In general, we shouldn't _care_ what some other implementation is doing 
(modulo security fixes which may or may not apply to us if we _are_ a 
separate implementation).  We should instead care about the problem the 
applet solves, and the specification for the expected behavior (if any).  
Learn from other implementations, sure, but if you want to use the other 
package why are you involving busybox?  (And you will always need separate 
packages to build your system, we're not rolling libc or the kernel into 
busybox.)

I generally don't look at the source code of another package when working on a 
busybox version.  I read the man page, and the specification (if any), and I 
test the heck out of it to see how it treats corner cases (and try to turn 
that into an automated regression test suite I can run against both 
versions).

There are of course exceptions to this, like bunzip2, where the implementation 
was the only specification for the problem.  In that case I did track down 
papers on the burrows-wheeler transform and move-to-front encoding (I already 
knew huffman coding), and try to derive something like a spec I could then 
implement.  I tore the old code apart, rearranged it into a straight line, 
deleted everything I could until I just had pseudo-code, made lots and lots 
of comments, and then wrote fresh code in a new window from the pseudo-code 
and those comments.  I didn't have anything that actually _compiled_ for 
weeks.

When you expect to be able to shrink things more than 50%, you don't _want_ to 
use the old code as a starting point.  The old code if full of distracting 
things you don't have to do, and what you want to focus on is what's the 
minimal set of things this code _does_ need to do?  Which is defined by the 
task, not by the implementation.  If this sounds like a bad approach to doing 
a busybox version, think twice about whether the applet's a good candidate 
for busybox.

Dropbear is an example of something we probably don't want to merge.  To start 
with, the current version is just fine as is.  The current package is well 
maintained, and the maintainer has shown no interest in discontinuing the 
existing version in favor of merging with busybox.  It's complex enough that 
we couldn't easily maintain our own fork, and marshalling patches back and 
forth between two versions is unnecessary work anyway.  Dropbear is already 
built with size in mind, so we're not likely to do a significantly smaller 
implementation, yet it's fairly large (100k) and depends on a lot of math 
libraries which most of the rest of busybox wouldn't benefit from.

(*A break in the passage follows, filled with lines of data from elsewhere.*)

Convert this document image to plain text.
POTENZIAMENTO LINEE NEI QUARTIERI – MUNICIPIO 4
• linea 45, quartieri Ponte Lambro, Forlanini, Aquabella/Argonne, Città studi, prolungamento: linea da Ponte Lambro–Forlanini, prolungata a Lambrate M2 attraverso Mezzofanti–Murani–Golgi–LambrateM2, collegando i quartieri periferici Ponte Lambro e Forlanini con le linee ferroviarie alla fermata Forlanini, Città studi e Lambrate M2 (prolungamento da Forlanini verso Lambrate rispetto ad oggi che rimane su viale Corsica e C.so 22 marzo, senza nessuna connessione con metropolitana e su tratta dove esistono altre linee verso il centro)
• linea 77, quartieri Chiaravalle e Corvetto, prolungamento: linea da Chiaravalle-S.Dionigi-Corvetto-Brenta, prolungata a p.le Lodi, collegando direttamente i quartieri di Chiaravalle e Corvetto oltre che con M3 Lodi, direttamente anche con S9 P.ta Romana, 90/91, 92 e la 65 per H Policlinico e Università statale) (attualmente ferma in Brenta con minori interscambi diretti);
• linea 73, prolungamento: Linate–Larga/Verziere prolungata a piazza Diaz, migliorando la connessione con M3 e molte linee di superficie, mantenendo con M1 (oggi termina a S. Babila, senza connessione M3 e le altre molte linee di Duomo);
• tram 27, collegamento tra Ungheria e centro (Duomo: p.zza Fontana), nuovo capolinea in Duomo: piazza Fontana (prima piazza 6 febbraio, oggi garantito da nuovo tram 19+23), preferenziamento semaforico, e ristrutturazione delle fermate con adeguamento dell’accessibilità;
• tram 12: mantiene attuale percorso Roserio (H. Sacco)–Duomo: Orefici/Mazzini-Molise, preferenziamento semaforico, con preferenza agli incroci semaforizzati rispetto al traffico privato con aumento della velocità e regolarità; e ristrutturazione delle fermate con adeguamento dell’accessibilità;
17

If you come up with a patch to shrink dropbear, the dropbear maintainer will 
be happy to accept it.  If busybox needs some encryption logic (such as https 
support for httpd), rather than trying to glue dropbear code into busybox why 
not ask the dropbear maintainer if he can provide an https filter mode we can 
run data through the way tar uses gzip?  Work with dropbear rather than 
trying to include it.

Right now, I plan to throw out all four shells in busybox and write one common 
implementation.  I'm looking closely at lash (the smallest), and looking a 
bit at hush (to learn from its mistakes: that was an earlier unification 
attempt that stalled when it couldn't be as small as lash and thus couldn't 
replace it).  I may nor may not use code from either, haven't decided yet, 
but my implementation will "be informed by" both since both were trying for 
small and simple.  I'll probably take a quick glance through msh as well to 
see what features it has, but I'm not sure I'll look at ash at all and have 
_no_ plans to use any of its code.

What do I plan to use as implementation guides?  The spec and test cases I 
write up from lash, hush, and maybe msh.  The bash man page.  The sysv3 
sections on the shell.  That "csh considered harmful" paper I once read.  
Every existing shell script I can find to use as a test case...

It's a darn big project, but that's what's needed to do it _right_.

Rob
-- 
Never bet against the cheap plastic solution.